The challenges of COVID did not deter our Global Scholars from actively engaging in our community, remote internships or academic life. All college and university partners found creative ways to engage scholars in dynamic community and leadership experiences, including a virtual Leadership Week for Dartmouth College.
In 2020 we launched a new video series featuring the Class of 2023 entitled, “In their Voices.” We also launched Season Two of the Humans of the Global Scholars Program, sharing glimpses of our scholars’ journey to date. This supplements the podcast series featuring scholars from the class of 2022, Global Scholars On Air.

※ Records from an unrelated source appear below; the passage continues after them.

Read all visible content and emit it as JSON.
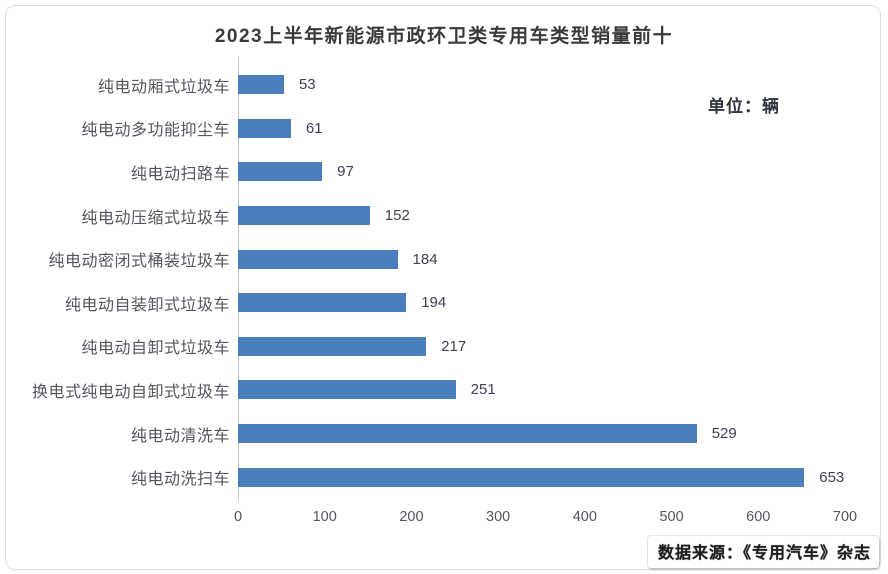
{
  "page": {
    "source_label": "数据来源：《专用汽车》杂志"
  },
  "chart_data": {
    "type": "bar",
    "orientation": "horizontal",
    "title": "2023上半年新能源市政环卫类专用车类型销量前十",
    "unit_label": "单位：辆",
    "categories": [
      "纯电动厢式垃圾车",
      "纯电动多功能抑尘车",
      "纯电动扫路车",
      "纯电动压缩式垃圾车",
      "纯电动密闭式桶装垃圾车",
      "纯电动自装卸式垃圾车",
      "纯电动自卸式垃圾车",
      "换电式纯电动自卸式垃圾车",
      "纯电动清洗车",
      "纯电动洗扫车"
    ],
    "values": [
      53,
      61,
      97,
      152,
      184,
      194,
      217,
      251,
      529,
      653
    ],
    "xlabel": "",
    "ylabel": "",
    "xlim": [
      0,
      700
    ],
    "x_ticks": [
      0,
      100,
      200,
      300,
      400,
      500,
      600,
      700
    ],
    "bar_color": "#4a7ebc",
    "grid": false,
    "legend": false,
    "value_labels": true
  }
}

9. Rising to the challenge at Stanford Seed and the King Center on Global Development
Though COVID-19 halted Stanford Seed’s core in-person activities, the Seed team pivoted quickly and thoughtfully in the first half of the year to deploy a set of virtual programs that focused on strengthening the existing network. The Seed team began this pivot with a series of webinars aimed at helping network members quickly adjust to a new normal in the context of COVID-19, and then it continued to roll out new virtual programs including “sprints” (two-week programs on specific business topics), a “Buddy” program that provided support to more than 670 leaders, and a fully-remote internship offering. The Seed team is now exploring how these virtual offerings could either enhance previously existing offerings or continue on their own in 2021 and beyond.
This fall, we were thrilled that Pascaline Dupas assumed the Faculty Director role at the King Center on Global Development—a research center at Stanford University that turns pathbreaking scholarship on global poverty into real-world results. This year, the center addressed a broad range of challenges in global development and poverty alleviation, from examining effective wastewater sanitation in Senegal to promoting women’s political participation and representation in India. Recognizing the pandemic’s impact on poverty and development in low-and middle-income countries, it also increased support for work on COVID-19, as well as on other, systemic, development issues.
10. Restart!
We bid a resounding Goodbye to 2020; we welcome 2021 with anticipation, joy, and optimism!